Separately, the United States, Mexico, Canada and Japan agreed rules governing the auto trade that dictate how much of a vehicle must be made within the TPP region in order to qualify for duty-free status.

The North American Free Trade Agreement between Canada, the United States and Mexico mandates that vehicles have a local content of 62.5 percent.
The way that rule is implemented means that just over half of a vehicle needs to be manufactured locally.

It has been credited with driving a boom in auto-related in investment in Mexico.
The TPP would give Japan's automakers, led by Toyota Motor Corp, a freer hand to buy parts from Asia for vehicles sold in the United States but sets long phase-out periods for U.S. tariffs on Japanese cars and light trucks. (bye-bye US manufacturing)

The deal being readied for expected announcement on Monday also provides minimum standards on issues ranging from workers' rights to environmental protection and sets up dispute settlement guidelines between governments and foreign investors separate from national courts.

(That should honestly scare you…it means, for instance, if a country enacts laws regulating tobacco sales to minors, and that in turns hurts the companies profits in that country, they can sue the country outside of any court of law and make them suck it.)

This will be awful for the US, just like NAFTA.


 
Sometimes I think that capitalism has to fail in a major way before it there is a replacement.

The religion of today is a psychopathic type of Te efficiency and an Fi that only values yourself and your material assets.
 
Sometimes I think that capitalism has to fail in a major way before it there is a replacement.

The religion of today is a psychopathic type of Te efficiency and an Fi that only values yourself and your material assets.

I fear you may be correct….there was less income inequality in France just before the Revolution than there is currently in America…we are worse.
If things continue to go the way they are then there will be some serious and I’m afraid violent upheavals in the US.

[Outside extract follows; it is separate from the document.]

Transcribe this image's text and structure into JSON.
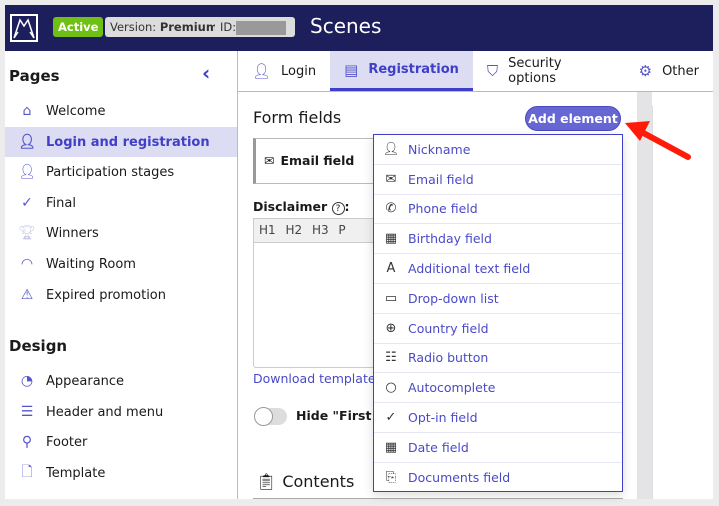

The problem of course is the incredible amount of apathy amongst the citizens, and this is mostly due to a lack of our voting system as a means to effect REAL change.
The two candidates (because it always ends up being a Republican and a Democrat even though there are other parties out there) are not chosen by the people, especially now with our Supreme Court’s decision of Citizen’s United and McCutcheon that have allow UNLIMITED, UNTRACEABLE, amounts of campaign money…the two contenders are chosen by the tip top of the 1% in this country.
That is not a representative democracy as I see it.
I think this election here in 2016 is going to be a total “he who has the most money wins” clusterfuck.
And yet, people still have the illusion they are choosing the President…no you aren’t…that was even made more abundantly clear in the election results for the 2000 fiasco in Florida with the “hanging chads” well…if we counted popular vote, Bush would have lost and Gore would have been President…but the Supreme Court stepped in and decided for us all.
Our electoral voting system is not democratic, people of color are being disenfranchised by voting ID laws under the guise the conservatives are worried about voter fraud, when actually Google Kansas and voter fraud and see who is fraudulent for yourself.
I agree with you Sir. unfortunately many Americans feel powerless to change the system…which I also agree could lead to “a fall in a major way” i.e. violence, etc.
due to sheer frustration at the rigged system we live in here.